We often don’t recognize ourselves at our best, but at our least pretty. I’ve always found it insulting — and indeed, shallow — that even people who love the record will offhandedly slag its genesis. You know, gotta love the junkies! Great works like Exile are not created because of, or despite, the use of altering substances. They are created, and there are also altering substances. Why wouldn’t that happen? Have you been to your local pub lately? Anybody getting altered in there? And what album did they crank out this week?
Exile sounds like 1972, but it also sounds like every previous decade of American music, black and white. The Stones muscled and ground up everything from Robert Johnson to Hank Williams to Buck Owens to Aretha Franklin into their own version of it. This is the nature of creativity, and indeed, the nature of rock’n’roll. The reason punks derived inspiration from the album, and still love it, is that so much of it rang true, from the cellular level.

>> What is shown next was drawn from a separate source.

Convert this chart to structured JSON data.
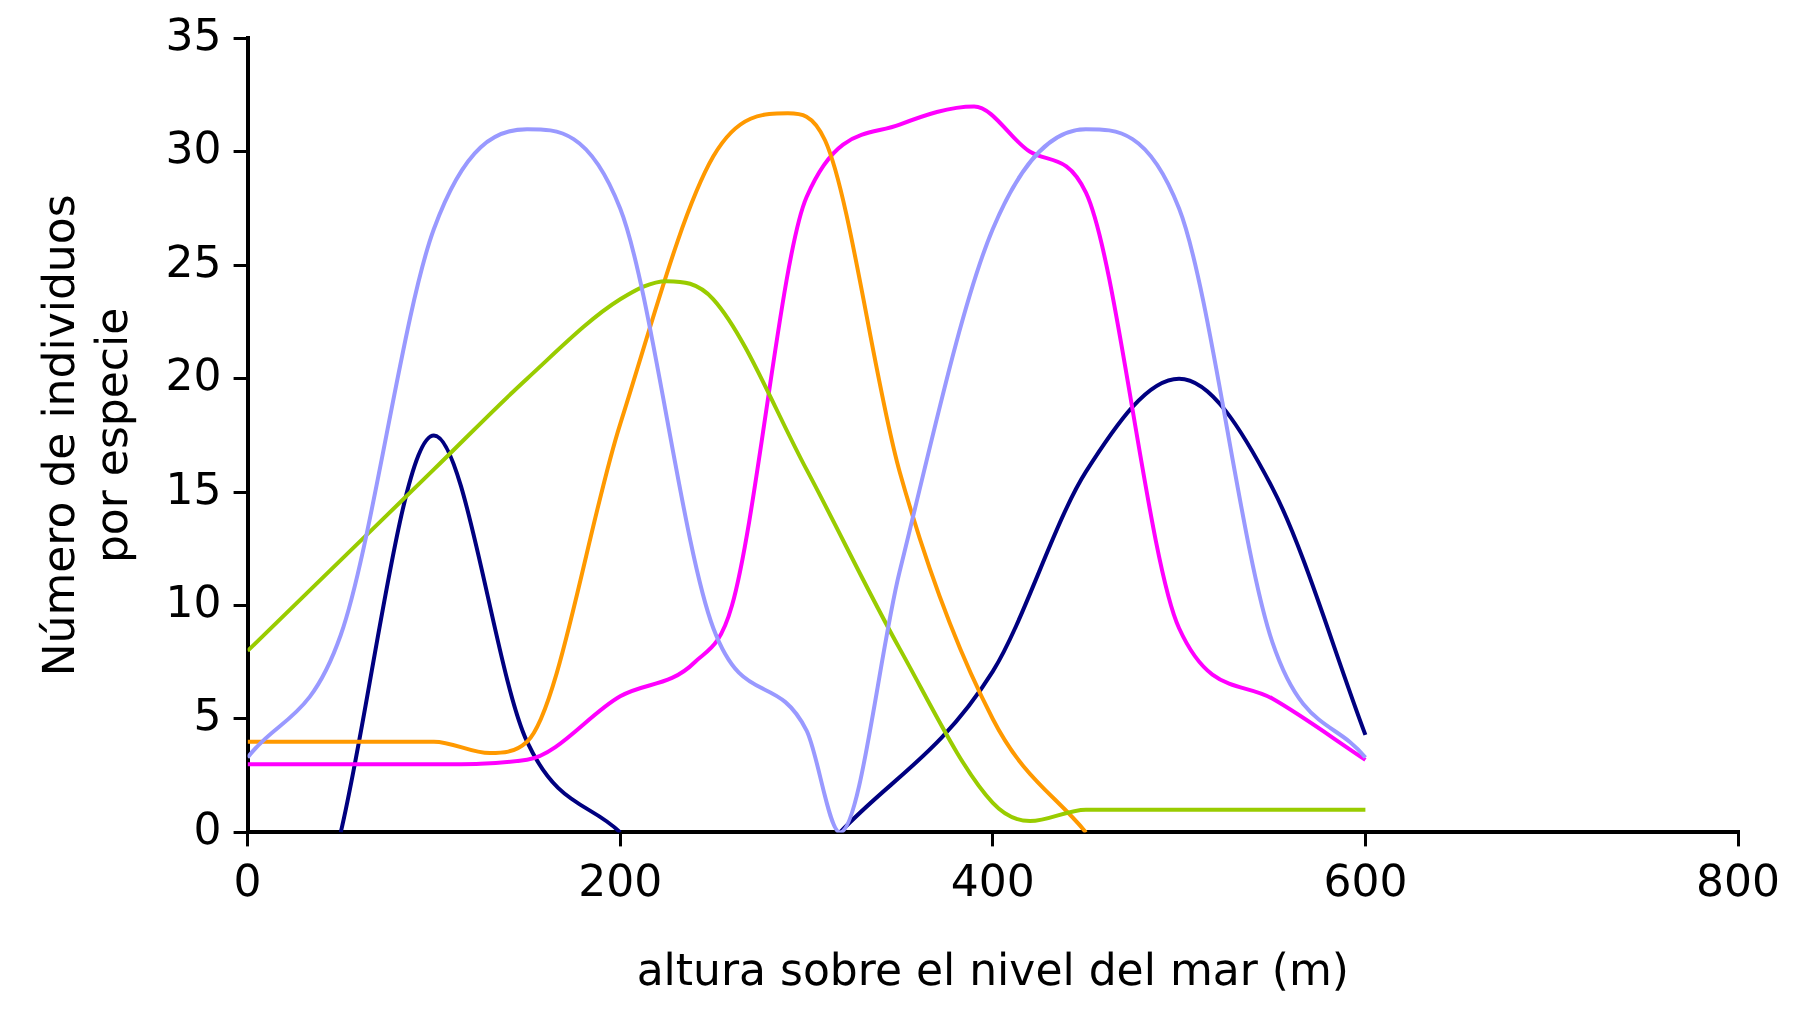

It was louche in a way nobody had ever quite done before, in sound and style. Certainly, nobody under chandeliers in a mansion.
But it was not hailed to the Empyrean by critics, nor does it necessarily enjoy unanimity today. There were complaints — it had no hits, there was too much filler… and these people are, identifiably, mistaken. No, “Shine A Light” is not a “throwaway”. No, their steely, grinding, electric cover of “Stop Breaking Down” does not “miss the mark”. And at least two of these songs, both classics of form, style, and message — “Happy” and “Tumbling Dice” — remain in the set list to this day.
“Happy” is the story of an outlaw who accepts and delights in being Existential on Main Street. “Tumbling Dice”, from its downward grinding riff to its ineffable lyric, is about taking a chance — and as that decade was opening, and as this one is, 50 years later, how can that not resonate as reasonable? We’re never far from the edge. This album is a reminder. No major rock’n’roll band (do those still exist?) will ever dirty up this good again.